The OpenAI debacle has illustrated how building A.I. systems is testing whether businesspeople who want to make money from artificial intelligence can work in sync with researchers who worry that what they are building could eventually eliminate jobs or become a threat if technologies like autonomous weapons grow out of control. (...)

OpenAI’s board troubles can be traced to the start-up’s nonprofit beginnings. In 2015, Mr. Altman teamed with Elon Musk and others, including Mr. Sutskever, to create a nonprofit to build A.I. that was safe and beneficial to humanity. They planned to raise money from private donors for their mission. But within a few years, they realized that their computing needs required much more funding than they could raise from individuals.
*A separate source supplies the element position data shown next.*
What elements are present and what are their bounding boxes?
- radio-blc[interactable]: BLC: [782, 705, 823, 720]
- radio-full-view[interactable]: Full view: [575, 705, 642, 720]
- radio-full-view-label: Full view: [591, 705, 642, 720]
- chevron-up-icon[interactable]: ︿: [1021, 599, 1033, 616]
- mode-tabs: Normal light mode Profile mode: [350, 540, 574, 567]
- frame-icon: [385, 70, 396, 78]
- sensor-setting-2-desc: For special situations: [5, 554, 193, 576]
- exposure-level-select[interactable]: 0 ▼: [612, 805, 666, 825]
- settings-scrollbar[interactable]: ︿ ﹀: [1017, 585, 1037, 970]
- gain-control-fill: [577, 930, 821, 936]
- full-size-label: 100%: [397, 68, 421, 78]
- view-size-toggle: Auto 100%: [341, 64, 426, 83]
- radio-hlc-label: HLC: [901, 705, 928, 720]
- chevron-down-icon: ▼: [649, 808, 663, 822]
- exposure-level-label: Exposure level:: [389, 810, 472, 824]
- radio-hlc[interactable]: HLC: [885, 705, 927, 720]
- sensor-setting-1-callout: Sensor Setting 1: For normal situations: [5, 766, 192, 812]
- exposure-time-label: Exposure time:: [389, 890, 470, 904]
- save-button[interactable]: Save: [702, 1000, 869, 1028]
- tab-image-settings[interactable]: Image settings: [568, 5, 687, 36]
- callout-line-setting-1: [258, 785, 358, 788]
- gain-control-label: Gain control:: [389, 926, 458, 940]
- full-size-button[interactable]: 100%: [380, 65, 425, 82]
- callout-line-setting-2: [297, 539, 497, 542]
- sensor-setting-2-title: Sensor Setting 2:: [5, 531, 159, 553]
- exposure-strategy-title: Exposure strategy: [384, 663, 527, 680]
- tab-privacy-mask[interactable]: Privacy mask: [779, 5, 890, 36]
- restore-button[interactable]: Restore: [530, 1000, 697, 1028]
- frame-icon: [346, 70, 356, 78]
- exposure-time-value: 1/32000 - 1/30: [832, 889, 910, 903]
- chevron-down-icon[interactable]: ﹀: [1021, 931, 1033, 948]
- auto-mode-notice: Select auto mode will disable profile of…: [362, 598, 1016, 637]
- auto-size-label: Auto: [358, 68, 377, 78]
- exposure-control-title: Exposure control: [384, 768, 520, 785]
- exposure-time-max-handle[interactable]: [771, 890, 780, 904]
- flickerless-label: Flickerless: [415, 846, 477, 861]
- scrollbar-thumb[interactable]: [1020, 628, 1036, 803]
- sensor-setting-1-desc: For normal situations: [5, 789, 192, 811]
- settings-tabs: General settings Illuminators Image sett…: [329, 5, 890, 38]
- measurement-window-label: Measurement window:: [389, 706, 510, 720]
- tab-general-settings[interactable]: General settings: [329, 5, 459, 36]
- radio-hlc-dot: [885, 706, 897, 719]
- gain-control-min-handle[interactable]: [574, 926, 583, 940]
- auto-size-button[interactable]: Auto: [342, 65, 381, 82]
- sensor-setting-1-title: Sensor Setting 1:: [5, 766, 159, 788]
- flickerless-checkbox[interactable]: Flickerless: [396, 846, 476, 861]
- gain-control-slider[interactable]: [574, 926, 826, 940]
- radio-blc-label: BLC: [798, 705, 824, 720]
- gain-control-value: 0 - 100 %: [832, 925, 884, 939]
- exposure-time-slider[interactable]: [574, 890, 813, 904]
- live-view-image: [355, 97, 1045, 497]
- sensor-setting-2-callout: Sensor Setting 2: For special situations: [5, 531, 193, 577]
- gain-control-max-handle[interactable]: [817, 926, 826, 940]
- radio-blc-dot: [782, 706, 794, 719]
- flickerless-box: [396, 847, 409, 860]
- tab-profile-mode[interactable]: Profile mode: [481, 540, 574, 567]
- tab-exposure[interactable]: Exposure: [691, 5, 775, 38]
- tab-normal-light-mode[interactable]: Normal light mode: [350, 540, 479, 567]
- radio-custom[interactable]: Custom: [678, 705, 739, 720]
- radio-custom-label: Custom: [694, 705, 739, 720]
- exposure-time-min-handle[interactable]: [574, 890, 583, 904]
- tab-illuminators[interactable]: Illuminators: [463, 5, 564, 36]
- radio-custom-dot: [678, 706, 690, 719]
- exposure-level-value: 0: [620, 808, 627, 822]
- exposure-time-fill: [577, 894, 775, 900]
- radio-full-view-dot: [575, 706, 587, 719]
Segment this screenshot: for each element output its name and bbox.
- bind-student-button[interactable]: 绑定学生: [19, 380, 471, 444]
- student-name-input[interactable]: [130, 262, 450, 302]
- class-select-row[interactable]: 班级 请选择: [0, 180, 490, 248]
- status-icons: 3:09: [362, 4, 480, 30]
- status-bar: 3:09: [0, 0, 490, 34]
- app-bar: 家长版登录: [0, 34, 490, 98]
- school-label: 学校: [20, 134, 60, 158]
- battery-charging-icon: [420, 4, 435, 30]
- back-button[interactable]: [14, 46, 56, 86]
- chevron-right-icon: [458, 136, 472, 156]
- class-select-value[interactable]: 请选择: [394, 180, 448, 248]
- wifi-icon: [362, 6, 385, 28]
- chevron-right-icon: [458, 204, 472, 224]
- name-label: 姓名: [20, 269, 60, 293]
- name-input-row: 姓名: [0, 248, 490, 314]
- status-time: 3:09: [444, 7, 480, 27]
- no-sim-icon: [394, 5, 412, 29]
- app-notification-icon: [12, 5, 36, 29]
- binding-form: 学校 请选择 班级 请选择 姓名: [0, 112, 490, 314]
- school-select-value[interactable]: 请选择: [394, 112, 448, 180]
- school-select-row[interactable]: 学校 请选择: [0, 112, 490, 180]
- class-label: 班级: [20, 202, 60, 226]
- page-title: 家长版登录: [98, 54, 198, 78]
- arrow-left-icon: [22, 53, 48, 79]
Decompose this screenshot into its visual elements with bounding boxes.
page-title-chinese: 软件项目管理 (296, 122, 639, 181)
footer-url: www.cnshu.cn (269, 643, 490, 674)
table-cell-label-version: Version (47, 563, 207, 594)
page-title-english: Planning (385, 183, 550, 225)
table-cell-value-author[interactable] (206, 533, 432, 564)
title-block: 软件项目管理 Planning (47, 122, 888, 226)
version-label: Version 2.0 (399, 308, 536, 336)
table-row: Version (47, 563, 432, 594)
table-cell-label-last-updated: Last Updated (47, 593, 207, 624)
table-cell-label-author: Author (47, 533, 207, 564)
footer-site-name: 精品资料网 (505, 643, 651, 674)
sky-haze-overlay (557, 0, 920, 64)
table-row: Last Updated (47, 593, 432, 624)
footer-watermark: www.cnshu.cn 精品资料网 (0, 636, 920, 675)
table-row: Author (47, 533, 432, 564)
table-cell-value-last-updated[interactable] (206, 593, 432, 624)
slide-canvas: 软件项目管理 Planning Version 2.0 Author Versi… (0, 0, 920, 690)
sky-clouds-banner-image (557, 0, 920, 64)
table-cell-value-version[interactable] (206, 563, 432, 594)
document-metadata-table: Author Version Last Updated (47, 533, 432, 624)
After Mr. Musk left in 2018, they created a for-profit subsidiary that began raising billions of dollars from investors, including $1 billion from Microsoft. They said that the subsidiary would be controlled by the nonprofit board and that each director’s fiduciary duty would be to “humanity, not OpenAI investors,” the company said on its website.

Among the tensions leading up to Mr. Altman’s ouster and quick return involved his conflict with Helen Toner, a board member and a director of strategy at Georgetown University’s Center for Security and Emerging Technology. A few weeks before Mr. Altman’s firing, he met with Ms. Toner to discuss a paper she had co-written for the Georgetown center.

Mr. Altman complained that the research paper seemed to criticize OpenAI’s efforts to keep its A.I. technologies safe while praising the approach taken by Anthropic, a company that has become OpenAI’s biggest rival, according to an email that Mr. Altman wrote to colleagues and that was viewed by The New York Times.

In the email, Mr. Altman said that he had reprimanded Ms. Toner for the paper and that it was dangerous to the company, particularly at a time, he added, when the Federal Trade Commission was investigating OpenAI over the data used to build its technology.

Ms. Toner defended it as an academic paper that analyzed the challenges that the public faces when trying to understand the intentions of the countries and companies developing A.I. But Mr. Altman disagreed.

“I did not feel we’re on the same page on the damage of all this,” he wrote in the email. “Any amount of criticism from a board member carries a lot of weight.” (...)

Hours after Mr. Altman was ousted, OpenAI executives confronted the remaining board members during a video call, according to three people who were on the call.

During the call, Jason Kwon, OpenAI’s chief strategy officer, said the board was endangering the future of the company by pushing out Mr. Altman. This, he said, violated the members’ responsibilities.

Ms. Toner disagreed. The board’s mission was to ensure that the company creates artificial intelligence that “benefits all of humanity,” and if the company was destroyed, she said, that could be consistent with its mission. In the board’s view, OpenAI would be stronger without Mr. Altman.